紆余曲折

いろいろあった。

サンタクロース症候群

 「この世の中にはサンタクロースを信じている人が多くて困るよ」

 パワプロくんポケットというゲームシリーズの登場人物のセリフである。努力をしていないのに「幸せになりたい」などと言う人たちのことを皮肉っている言葉で、凄く心に残っている言葉の一つだ。思春期にパワプロくんポケットにハマっていたので、割とこのシリーズには思い入れがあり、思想にも影響している。

 20歳になるくらいまで進学校の連中としか密な交流が無かったので、いわゆる「努力をしない上に不平不満を垂れる」タイプの人間と出会ったことが無かった。周りは必死に努力していたし、努力していない人間は「これが当然」と言わんばかりに自分の境遇を受け入れていた。自分の力量を把握していると考えると、高校・大学の同級生たちは頭が良かったのだろう。

 塾講師を初めてようやく「サンタクロースを信じている人」たちに会うことになる。「どうして勉強しているのに成績が良くならないの」「家が金持ちの人は環境がいいから勝てるわけないじゃん」「才能がある人はずるい」。いろいろな生徒が多くいた。軽いカルチャーショックだった。

 彼らは性別・年齢・貧富など各属性は違っていたが一つだけ共通点がある。それは「世界で一番私が努力をしている」という理念である。受験生なんて特にそうで、自分史上最大の努力をしているつもりだろうが、はっきり言ってお話にならないレベルの勉強量の生徒もたくさんいる。それなのに口から出てくる言葉が「私は頑張っているのに」である。

 

 結婚してから交流が始まった義実家の人間たちも同じであった。他人の苦労を汲み取ろうともせず、いかに「自分が苦労してきた」かを語る。「俺は苦労して生きてきたんだ」と言われても、それは努力が足りなかったからでは無いのかと思わざるを得なかった。親に精神的依存をしている嫁も「私は何もしていないのにどんどん不幸になっていく」と言っていたが、逆である。「何もしていないのに不幸になる」のではない、「何もしていないから不幸になる」のである。あの一家の破綻した論理を聞くと、世界の広さを感じる。
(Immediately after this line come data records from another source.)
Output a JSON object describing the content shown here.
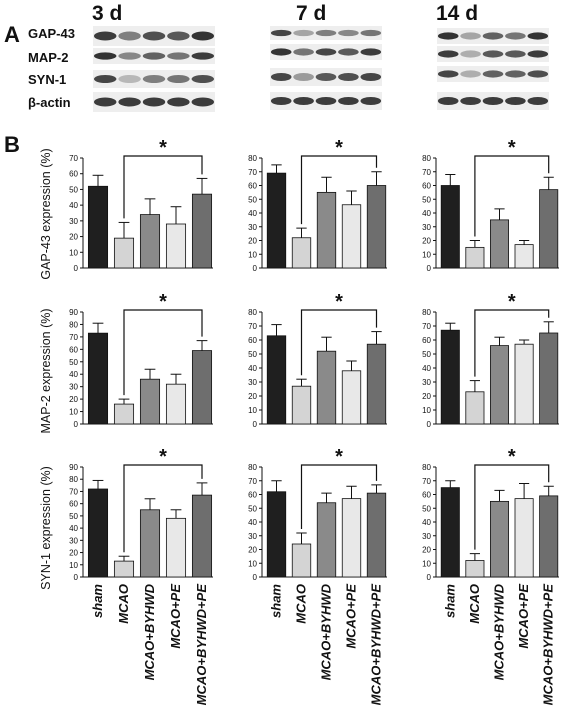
{
  "panel_labels": {
    "a": "A",
    "b": "B"
  },
  "time_points": [
    "3 d",
    "7 d",
    "14 d"
  ],
  "blot_labels": [
    "GAP-43",
    "MAP-2",
    "SYN-1",
    "β-actin"
  ],
  "groups": [
    "sham",
    "MCAO",
    "MCAO+BYHWD",
    "MCAO+PE",
    "MCAO+BYHWD+PE"
  ],
  "colors": {
    "sham": "#1f1f1f",
    "MCAO": "#d4d4d4",
    "MCAO+BYHWD": "#8a8a8a",
    "MCAO+PE": "#e8e8e8",
    "MCAO+BYHWD+PE": "#6e6e6e"
  },
  "significance_marker": "*",
  "chart_data": [
    {
      "type": "bar",
      "ylabel": "GAP-43 expression (%)",
      "time": "3 d",
      "ylim": [
        0,
        70
      ],
      "yticks": [
        0,
        10,
        20,
        30,
        40,
        50,
        60,
        70
      ],
      "categories": [
        "sham",
        "MCAO",
        "MCAO+BYHWD",
        "MCAO+PE",
        "MCAO+BYHWD+PE"
      ],
      "values": [
        52,
        19,
        34,
        28,
        47
      ],
      "errors": [
        7,
        10,
        10,
        11,
        10
      ],
      "significance": {
        "from": "MCAO",
        "to": "MCAO+BYHWD+PE",
        "label": "*"
      }
    },
    {
      "type": "bar",
      "ylabel": "",
      "time": "7 d",
      "ylim": [
        0,
        80
      ],
      "yticks": [
        0,
        10,
        20,
        30,
        40,
        50,
        60,
        70,
        80
      ],
      "categories": [
        "sham",
        "MCAO",
        "MCAO+BYHWD",
        "MCAO+PE",
        "MCAO+BYHWD+PE"
      ],
      "values": [
        69,
        22,
        55,
        46,
        60
      ],
      "errors": [
        6,
        7,
        11,
        10,
        10
      ],
      "significance": {
        "from": "MCAO",
        "to": "MCAO+BYHWD+PE",
        "label": "*"
      }
    },
    {
      "type": "bar",
      "ylabel": "",
      "time": "14 d",
      "ylim": [
        0,
        80
      ],
      "yticks": [
        0,
        10,
        20,
        30,
        40,
        50,
        60,
        70,
        80
      ],
      "categories": [
        "sham",
        "MCAO",
        "MCAO+BYHWD",
        "MCAO+PE",
        "MCAO+BYHWD+PE"
      ],
      "values": [
        60,
        15,
        35,
        17,
        57
      ],
      "errors": [
        8,
        5,
        8,
        3,
        9
      ],
      "significance": {
        "from": "MCAO",
        "to": "MCAO+BYHWD+PE",
        "label": "*"
      }
    },
    {
      "type": "bar",
      "ylabel": "MAP-2 expression (%)",
      "time": "3 d",
      "ylim": [
        0,
        90
      ],
      "yticks": [
        0,
        10,
        20,
        30,
        40,
        50,
        60,
        70,
        80,
        90
      ],
      "categories": [
        "sham",
        "MCAO",
        "MCAO+BYHWD",
        "MCAO+PE",
        "MCAO+BYHWD+PE"
      ],
      "values": [
        73,
        16,
        36,
        32,
        59
      ],
      "errors": [
        8,
        4,
        8,
        8,
        8
      ],
      "significance": {
        "from": "MCAO",
        "to": "MCAO+BYHWD+PE",
        "label": "*"
      }
    },
    {
      "type": "bar",
      "ylabel": "",
      "time": "7 d",
      "ylim": [
        0,
        80
      ],
      "yticks": [
        0,
        10,
        20,
        30,
        40,
        50,
        60,
        70,
        80
      ],
      "categories": [
        "sham",
        "MCAO",
        "MCAO+BYHWD",
        "MCAO+PE",
        "MCAO+BYHWD+PE"
      ],
      "values": [
        63,
        27,
        52,
        38,
        57
      ],
      "errors": [
        8,
        5,
        10,
        7,
        9
      ],
      "significance": {
        "from": "MCAO",
        "to": "MCAO+BYHWD+PE",
        "label": "*"
      }
    },
    {
      "type": "bar",
      "ylabel": "",
      "time": "14 d",
      "ylim": [
        0,
        80
      ],
      "yticks": [
        0,
        10,
        20,
        30,
        40,
        50,
        60,
        70,
        80
      ],
      "categories": [
        "sham",
        "MCAO",
        "MCAO+BYHWD",
        "MCAO+PE",
        "MCAO+BYHWD+PE"
      ],
      "values": [
        67,
        23,
        56,
        57,
        65
      ],
      "errors": [
        5,
        8,
        6,
        3,
        8
      ],
      "significance": {
        "from": "MCAO",
        "to": "MCAO+BYHWD+PE",
        "label": "*"
      }
    },
    {
      "type": "bar",
      "ylabel": "SYN-1 expression (%)",
      "time": "3 d",
      "ylim": [
        0,
        90
      ],
      "yticks": [
        0,
        10,
        20,
        30,
        40,
        50,
        60,
        70,
        80,
        90
      ],
      "categories": [
        "sham",
        "MCAO",
        "MCAO+BYHWD",
        "MCAO+PE",
        "MCAO+BYHWD+PE"
      ],
      "values": [
        72,
        13,
        55,
        48,
        67
      ],
      "errors": [
        7,
        4,
        9,
        7,
        10
      ],
      "significance": {
        "from": "MCAO",
        "to": "MCAO+BYHWD+PE",
        "label": "*"
      }
    },
    {
      "type": "bar",
      "ylabel": "",
      "time": "7 d",
      "ylim": [
        0,
        80
      ],
      "yticks": [
        0,
        10,
        20,
        30,
        40,
        50,
        60,
        70,
        80
      ],
      "categories": [
        "sham",
        "MCAO",
        "MCAO+BYHWD",
        "MCAO+PE",
        "MCAO+BYHWD+PE"
      ],
      "values": [
        62,
        24,
        54,
        57,
        61
      ],
      "errors": [
        8,
        8,
        7,
        9,
        6
      ],
      "significance": {
        "from": "MCAO",
        "to": "MCAO+BYHWD+PE",
        "label": "*"
      }
    },
    {
      "type": "bar",
      "ylabel": "",
      "time": "14 d",
      "ylim": [
        0,
        80
      ],
      "yticks": [
        0,
        10,
        20,
        30,
        40,
        50,
        60,
        70,
        80
      ],
      "categories": [
        "sham",
        "MCAO",
        "MCAO+BYHWD",
        "MCAO+PE",
        "MCAO+BYHWD+PE"
      ],
      "values": [
        65,
        12,
        55,
        57,
        59
      ],
      "errors": [
        5,
        5,
        8,
        11,
        7
      ],
      "significance": {
        "from": "MCAO",
        "to": "MCAO+BYHWD+PE",
        "label": "*"
      }
    }
  ]
}
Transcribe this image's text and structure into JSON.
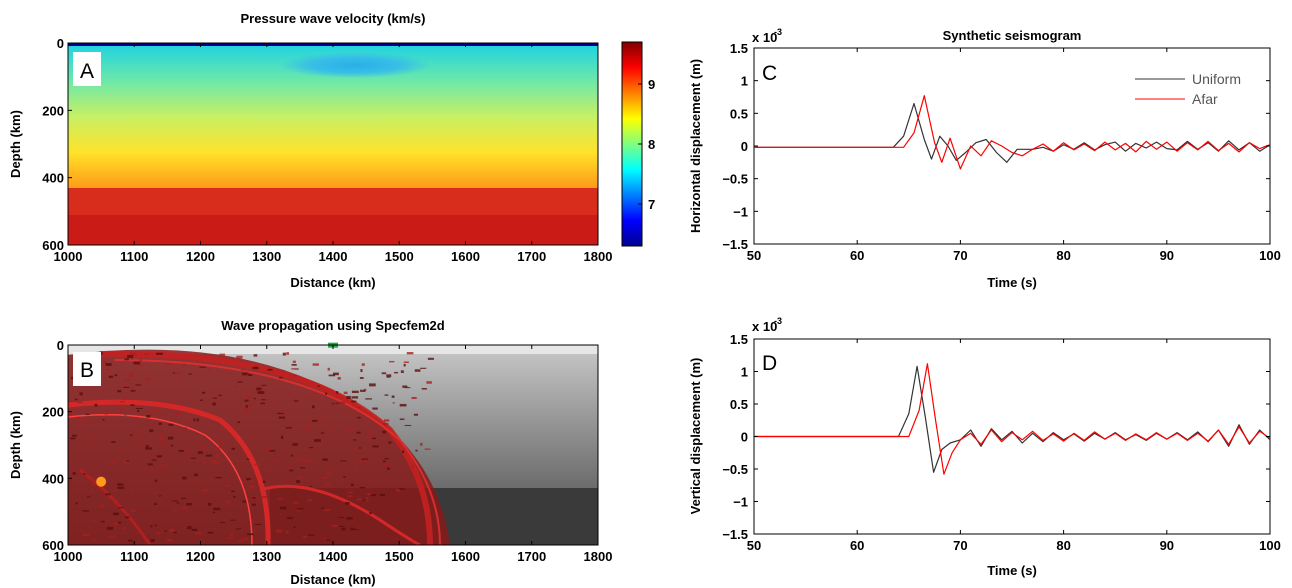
{
  "chart_data": [
    {
      "panel": "A",
      "type": "heatmap",
      "title": "Pressure wave velocity (km/s)",
      "xlabel": "Distance (km)",
      "ylabel": "Depth (km)",
      "xlim": [
        1000,
        1800
      ],
      "ylim": [
        600,
        0
      ],
      "xticks": [
        "1000",
        "1100",
        "1200",
        "1300",
        "1400",
        "1500",
        "1600",
        "1700",
        "1800"
      ],
      "yticks": [
        "0",
        "200",
        "400",
        "600"
      ],
      "colorbar": {
        "ticks": [
          "7",
          "8",
          "9"
        ],
        "range": [
          6.3,
          9.7
        ],
        "colormap": "jet"
      },
      "layers": [
        {
          "depth_top": 0,
          "depth_bottom": 8,
          "velocity": 6.3
        },
        {
          "depth_top": 8,
          "depth_bottom": 430,
          "velocity_top": 7.8,
          "velocity_bottom": 8.9
        },
        {
          "depth_top": 430,
          "depth_bottom": 600,
          "velocity": 9.6
        }
      ],
      "anomaly": {
        "x_center": 1400,
        "x_range": [
          1330,
          1540
        ],
        "depth_range": [
          40,
          100
        ],
        "velocity": 7.4
      }
    },
    {
      "panel": "B",
      "type": "heatmap",
      "title": "Wave propagation using Specfem2d",
      "xlabel": "Distance (km)",
      "ylabel": "Depth (km)",
      "xlim": [
        1000,
        1800
      ],
      "ylim": [
        600,
        0
      ],
      "xticks": [
        "1000",
        "1100",
        "1200",
        "1300",
        "1400",
        "1500",
        "1600",
        "1700",
        "1800"
      ],
      "yticks": [
        "0",
        "200",
        "400",
        "600"
      ],
      "source": {
        "x": 1050,
        "depth": 410
      },
      "receiver": {
        "x": 1400,
        "depth": 5
      }
    },
    {
      "panel": "C",
      "type": "line",
      "title": "Synthetic seismogram",
      "xlabel": "Time (s)",
      "ylabel": "Horizontal displacement (m)",
      "xlim": [
        50,
        100
      ],
      "ylim": [
        -1.5,
        1.5
      ],
      "y_multiplier": "x 10",
      "y_exponent": "-3",
      "xticks": [
        "50",
        "60",
        "70",
        "80",
        "90",
        "100"
      ],
      "yticks": [
        "1.5",
        "1",
        "0.5",
        "0",
        "−0.5",
        "−1",
        "−1.5"
      ],
      "legend": {
        "position": "top-right",
        "entries": [
          "Uniform",
          "Afar"
        ]
      },
      "series": [
        {
          "name": "Uniform",
          "color": "#333333",
          "x": [
            50,
            63.5,
            64.5,
            65.5,
            66.5,
            67.2,
            68.0,
            68.8,
            69.6,
            70.5,
            71.5,
            72.5,
            73.5,
            74.5,
            75.5,
            77,
            78,
            79,
            80,
            81,
            82,
            83,
            84,
            85,
            86,
            87,
            88,
            89,
            90,
            91,
            92,
            93,
            94,
            95,
            96,
            97,
            98,
            99,
            100
          ],
          "y": [
            -0.02,
            -0.02,
            0.15,
            0.65,
            0.1,
            -0.2,
            0.15,
            0.0,
            -0.22,
            -0.1,
            0.05,
            0.1,
            -0.1,
            -0.25,
            -0.05,
            -0.05,
            -0.02,
            -0.08,
            0.02,
            -0.05,
            0.05,
            -0.06,
            0.02,
            0.06,
            -0.08,
            0.04,
            -0.03,
            0.06,
            -0.04,
            -0.06,
            0.07,
            -0.05,
            0.05,
            -0.08,
            0.08,
            -0.06,
            0.05,
            -0.08,
            0.02
          ]
        },
        {
          "name": "Afar",
          "color": "#ff0000",
          "x": [
            50,
            64.5,
            65.5,
            66.5,
            67.5,
            68.2,
            69.0,
            70.0,
            71.0,
            72.0,
            73.0,
            74.0,
            75.0,
            76.0,
            77,
            78,
            79,
            80,
            81,
            82,
            83,
            84,
            85,
            86,
            87,
            88,
            89,
            90,
            91,
            92,
            93,
            94,
            95,
            96,
            97,
            98,
            99,
            100
          ],
          "y": [
            -0.02,
            -0.02,
            0.2,
            0.77,
            0.05,
            -0.25,
            0.12,
            -0.35,
            0.0,
            -0.15,
            0.08,
            0.0,
            -0.1,
            -0.15,
            -0.05,
            0.03,
            -0.08,
            0.05,
            -0.06,
            0.03,
            -0.07,
            0.06,
            -0.06,
            0.04,
            -0.09,
            0.07,
            -0.05,
            0.06,
            -0.08,
            0.05,
            -0.06,
            0.07,
            -0.07,
            0.04,
            -0.09,
            0.05,
            -0.04,
            0.02
          ]
        }
      ]
    },
    {
      "panel": "D",
      "type": "line",
      "title": "",
      "xlabel": "Time (s)",
      "ylabel": "Vertical displacement (m)",
      "xlim": [
        50,
        100
      ],
      "ylim": [
        -1.5,
        1.5
      ],
      "y_multiplier": "x 10",
      "y_exponent": "-3",
      "xticks": [
        "50",
        "60",
        "70",
        "80",
        "90",
        "100"
      ],
      "yticks": [
        "1.5",
        "1",
        "0.5",
        "0",
        "−0.5",
        "−1",
        "−1.5"
      ],
      "series": [
        {
          "name": "Uniform",
          "color": "#333333",
          "x": [
            50,
            64,
            65,
            65.8,
            66.6,
            67.4,
            68.2,
            69.0,
            70,
            71,
            72,
            73,
            74,
            75,
            76,
            77,
            78,
            79,
            80,
            81,
            82,
            83,
            84,
            85,
            86,
            87,
            88,
            89,
            90,
            91,
            92,
            93,
            94,
            95,
            96,
            97,
            98,
            99,
            100
          ],
          "y": [
            0,
            0,
            0.35,
            1.08,
            0.3,
            -0.55,
            -0.2,
            -0.1,
            -0.05,
            0.1,
            -0.15,
            0.12,
            -0.05,
            0.08,
            -0.1,
            0.05,
            -0.08,
            0.06,
            -0.05,
            0.04,
            -0.07,
            0.05,
            -0.04,
            0.06,
            -0.05,
            0.03,
            -0.06,
            0.05,
            -0.04,
            0.06,
            -0.05,
            0.07,
            -0.08,
            0.1,
            -0.15,
            0.18,
            -0.12,
            0.1,
            -0.05
          ]
        },
        {
          "name": "Afar",
          "color": "#ff0000",
          "x": [
            50,
            65,
            66,
            66.8,
            67.6,
            68.4,
            69.2,
            70,
            71,
            72,
            73,
            74,
            75,
            76,
            77,
            78,
            79,
            80,
            81,
            82,
            83,
            84,
            85,
            86,
            87,
            88,
            89,
            90,
            91,
            92,
            93,
            94,
            95,
            96,
            97,
            98,
            99,
            100
          ],
          "y": [
            0,
            0,
            0.4,
            1.12,
            0.25,
            -0.58,
            -0.25,
            -0.05,
            0.05,
            -0.12,
            0.1,
            -0.08,
            0.06,
            -0.05,
            0.08,
            -0.06,
            0.04,
            -0.07,
            0.05,
            -0.06,
            0.07,
            -0.04,
            0.05,
            -0.06,
            0.04,
            -0.05,
            0.06,
            -0.04,
            0.05,
            -0.06,
            0.05,
            -0.07,
            0.1,
            -0.12,
            0.15,
            -0.1,
            0.08,
            -0.03
          ]
        }
      ]
    }
  ]
}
「公務員は休職中にも給料がたくさん貰えてずるい」という義母の話を聞いたときは失笑を禁じ得なかった。

 

 日本の教育現場ではアクティブラーニングという概念が流入している。いわゆる「能動的に学ぶ」という意思を育む教育である。ぼくは「自発的な努力を促す」教育だと捉えているが、この教育の行く末はどうなるだろうか。ルサンチマンが減るといいなぁ。

 少なくとも壁に当たったとき「自分の努力が足りない」という思想が、子供たちの中に芽生えると少しは世の中も変わる気がする。というのも、ここ1年間でどうにもならない人たちと交流して酷く疲れたし、今日も彼らの思想に触れてイライラした。彼らの辞書には「自責」という言葉は無く、「他責」しか無い。なぜなら「自分は世界で一番努力している」から。

 

 個人的に努力も頭も足りない人たちの思想を「サンタクロース症候群」と呼んでいる。彼らが夢から目覚めることは無い。